Because we want to create multiple functions in a single service, It’s time to make a workspace with the package for each Lambda. We will do it by updating the config.toml
file and adding cargo packages for each of our functions. A workspace is a set of packages that share the same Cargo.lock and output directory.
[workspace]
members = ["./api/create", "./api/read", "./api/update", "./api/delete"]
Next, we’ll create the binary crates by running cargo new
:
cargo new api/create
cargo new api/read
cargo new api/update
cargo new api/delete
Endpoint definitions:
functions:
create:
handler: create
events:
- http:
path: /dynamo
method: post
cors: true
read:
handler: read
events:
- http:
path: /dynamo
method: get/{id}
cors: true
update:
handler: update
events:
- http:
path: /dynamo
method: put
cors: true
delete:
handler: delete
events:
- http:
path: /dynamo/{id}
method: delete
cors: true
Since our functions will query DynamoDB, we need to add a policy to our execution role.
iam:
role:
managedPolicies:
- arn:aws:iam::aws:policy/AmazonDynamoDBFullAccess
By the way, before deploying, make sure that your code builds and that rustfmt
is happy. Rustfmt is a tool for formatting Rust code according to style guidelines.
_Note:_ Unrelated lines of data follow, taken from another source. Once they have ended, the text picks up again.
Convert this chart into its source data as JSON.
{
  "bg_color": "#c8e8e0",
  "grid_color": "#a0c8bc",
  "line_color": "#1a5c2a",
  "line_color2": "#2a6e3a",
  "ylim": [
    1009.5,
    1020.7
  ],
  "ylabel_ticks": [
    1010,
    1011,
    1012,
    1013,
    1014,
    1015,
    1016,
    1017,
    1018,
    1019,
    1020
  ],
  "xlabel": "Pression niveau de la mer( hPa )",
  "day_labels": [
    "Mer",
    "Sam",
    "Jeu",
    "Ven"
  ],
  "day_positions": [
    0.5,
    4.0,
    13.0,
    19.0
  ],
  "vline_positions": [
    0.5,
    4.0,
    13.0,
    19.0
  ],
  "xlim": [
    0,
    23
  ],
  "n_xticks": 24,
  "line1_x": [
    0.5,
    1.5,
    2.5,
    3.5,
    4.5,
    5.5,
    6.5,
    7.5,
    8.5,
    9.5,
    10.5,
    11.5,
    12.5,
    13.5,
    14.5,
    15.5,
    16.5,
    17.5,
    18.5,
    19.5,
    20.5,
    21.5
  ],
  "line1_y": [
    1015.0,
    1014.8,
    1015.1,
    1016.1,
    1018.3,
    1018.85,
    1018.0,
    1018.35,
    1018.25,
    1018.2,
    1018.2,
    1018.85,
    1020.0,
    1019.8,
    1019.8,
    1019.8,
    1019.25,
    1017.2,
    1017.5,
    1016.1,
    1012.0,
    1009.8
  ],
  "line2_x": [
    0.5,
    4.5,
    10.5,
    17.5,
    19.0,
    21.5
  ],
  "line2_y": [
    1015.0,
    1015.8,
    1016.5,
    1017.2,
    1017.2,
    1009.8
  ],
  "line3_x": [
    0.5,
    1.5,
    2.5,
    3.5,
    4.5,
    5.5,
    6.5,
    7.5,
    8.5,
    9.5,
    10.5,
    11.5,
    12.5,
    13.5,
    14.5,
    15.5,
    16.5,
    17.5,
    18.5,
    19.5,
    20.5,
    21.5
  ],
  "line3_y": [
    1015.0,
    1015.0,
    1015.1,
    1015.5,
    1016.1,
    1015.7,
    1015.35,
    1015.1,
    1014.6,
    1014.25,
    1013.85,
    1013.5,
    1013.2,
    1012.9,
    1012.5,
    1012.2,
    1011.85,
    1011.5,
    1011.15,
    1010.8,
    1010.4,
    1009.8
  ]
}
cargo fmt --all -- --check
And the linter of course:
cargo clippy --all-targets -- -D clippy::all
I have created a table called “learn-rust” which I am going to use with these endpoints. Table attributes are not that important. I only want to enable CRUD operations.
Create item function is straightforward - nothing fancy here. Rust SDK does all the heavy lifting.
async fn add_item(
client: &Client,
item: Item,
) -> Result<(), SdkError<aws_sdk_dynamodb::error::PutItemError>> {
let pk = AttributeValue::S(item.pk);
let sk = AttributeValue::S(item.sk);
match client
.put_item()
.item("PK", pk)
.item("SK", sk)
.table_name(item.table)
.send()
.await
{
Ok(_) => Ok(()),
Err(e) => Err(e),
}
}
Let make a post request…
… then check the DynamoDB table:
Now it’s time for a little break. In my book, this is progress. Probably not the high-quality code because I am in the process of learning. I will try to improve it at some point. So far I am happy with the outcome.
Learning something requires time and patience. I have started by reading “the Book” a few times to get familiar with the language concepts and syntax. The theory is one thing but building something is an entirely different story. Making this “simple” service was of great use to me. I ran into some issues with the compiling, packaging, testing, CI/CD…lots of things that always happen in real life when you least expect it. I am still getting used to the syntax, rules, and conventions. There is still much to learn.
If you are interested, the complete source code is available on GitHub.